NEW YORK (AP) The chairman of two influential agencies in charge of rebuilding the World Trade Center site has announced his retirement May 11, but said he hoped to resolve a crisis over the costs of the Sept. 11 memorial by the time he leaves.
John C. Whitehead will step down at the end of the month as chairman of the Lower Manhattan Development Corp. (LMDC), the agency created after the 2001 terrorist attacks to rebuild the trade center site and downtown.
He also is retiring as chairman of the World Trade Center Memorial Foundation — which is raising money to build the memorial.
“I’m at a somewhat advanced age. There’s no good time to resign from something like this,” said Whitehead. “Despite the challenges we’ve faced, I am proud of our accomplishments.”
Whitehead, a former deputy secretary of state and Goldman Sachs Inc. chairman, was the founding leader of a city-state organization created in the months after the Sept. 11 attacks to redevelop the destroyed 16-acre site.
The LMDC ran design competitions for a master plan for the site and for a memorial and has used some of its $2.7 billion in federal community development funds to pay to create parks, improve downtown streets and help local arts groups. It has $140 million left in funding to approve.
Gov. George Pataki, who created the LMDC with then-mayor Rudolph Giuliani, said May 11, “I think the bulk of the work of the Lower Manhattan Development Corporation is behind it and is going to have less and less of a critical role to play as we go forward, but we still want to have a good chairman.”
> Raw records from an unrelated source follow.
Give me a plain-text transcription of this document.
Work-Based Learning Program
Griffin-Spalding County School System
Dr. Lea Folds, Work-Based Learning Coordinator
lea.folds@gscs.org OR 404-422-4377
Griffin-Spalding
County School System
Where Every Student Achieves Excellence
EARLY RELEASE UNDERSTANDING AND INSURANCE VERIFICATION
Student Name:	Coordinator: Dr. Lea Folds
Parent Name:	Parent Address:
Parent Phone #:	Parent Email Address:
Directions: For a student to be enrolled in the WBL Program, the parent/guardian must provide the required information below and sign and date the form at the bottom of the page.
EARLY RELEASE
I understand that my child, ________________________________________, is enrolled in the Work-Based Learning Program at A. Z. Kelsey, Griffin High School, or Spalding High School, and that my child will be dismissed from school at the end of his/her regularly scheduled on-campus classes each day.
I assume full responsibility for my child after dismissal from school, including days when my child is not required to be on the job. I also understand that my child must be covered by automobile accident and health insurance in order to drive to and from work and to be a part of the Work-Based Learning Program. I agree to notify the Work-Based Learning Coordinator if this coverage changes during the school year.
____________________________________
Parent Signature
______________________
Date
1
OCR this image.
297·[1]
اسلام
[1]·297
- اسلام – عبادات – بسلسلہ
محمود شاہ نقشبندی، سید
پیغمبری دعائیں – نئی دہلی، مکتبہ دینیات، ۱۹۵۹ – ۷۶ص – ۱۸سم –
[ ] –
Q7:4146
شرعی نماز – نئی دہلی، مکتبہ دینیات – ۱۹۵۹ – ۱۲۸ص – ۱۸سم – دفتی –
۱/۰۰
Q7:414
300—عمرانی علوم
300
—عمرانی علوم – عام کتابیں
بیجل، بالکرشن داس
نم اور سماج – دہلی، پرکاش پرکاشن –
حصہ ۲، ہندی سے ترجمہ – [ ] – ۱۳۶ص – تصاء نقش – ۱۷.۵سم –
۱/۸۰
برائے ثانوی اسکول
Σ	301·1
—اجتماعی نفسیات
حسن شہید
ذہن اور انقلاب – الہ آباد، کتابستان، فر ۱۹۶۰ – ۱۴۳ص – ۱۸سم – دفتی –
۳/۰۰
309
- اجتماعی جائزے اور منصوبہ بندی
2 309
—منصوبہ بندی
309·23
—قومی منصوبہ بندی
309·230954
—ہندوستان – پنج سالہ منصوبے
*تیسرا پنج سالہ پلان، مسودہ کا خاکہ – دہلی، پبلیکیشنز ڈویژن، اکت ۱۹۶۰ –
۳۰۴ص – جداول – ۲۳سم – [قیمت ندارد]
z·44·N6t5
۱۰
Stefan Pryor, the LMDC’s president, called Whitehead “a true American hero” and credited him with the creation of temporary memorials such as the Tribute in Light, which shines two blue light beams inspired by the twin towers skyward every Sept. 11. Whitehead also worked to make business and residential grants available and heavily promoted culture and the arts as a centerpiece for redevelopment, he said.
Whitehead said he will spend his remaining time at the LMDC coming up with a workable construction budget for the memorial. Contractors recently said the memorial would cost $972 million to build and city and state leaders said the budget would have to be cut to $500 million.
Officials of the foundation, which came up with the new estimate, have been meeting with the owners of the trade center site to clarify the numbers. Rebuilding officials haven’t said how they might change the design of the memorial, called “Reflecting Absence,” to cut costs.
Pataki acknowledged there would be changes but said he hopes to retain “essential elements” of the design, which he said included two reflecting pools representing the fallen towers, contemplative areas around them and the names of the approximately 3,000 people killed.
The current design also calls for oak trees in a large plaza and an underground Sept. 11 museum.
Whitehead’s replacement at the LMDC hasn’t been named. He will remain a board member at the foundation, formed to fund-raise and eventually own and operate the memorial and other cultural space. Whitehead recently handed over day-to-day responsibilities as chairman to Thomas Johnson, a retired bank executive and father of a Sept. 11 victim. The foundation board will elect a new chairman later.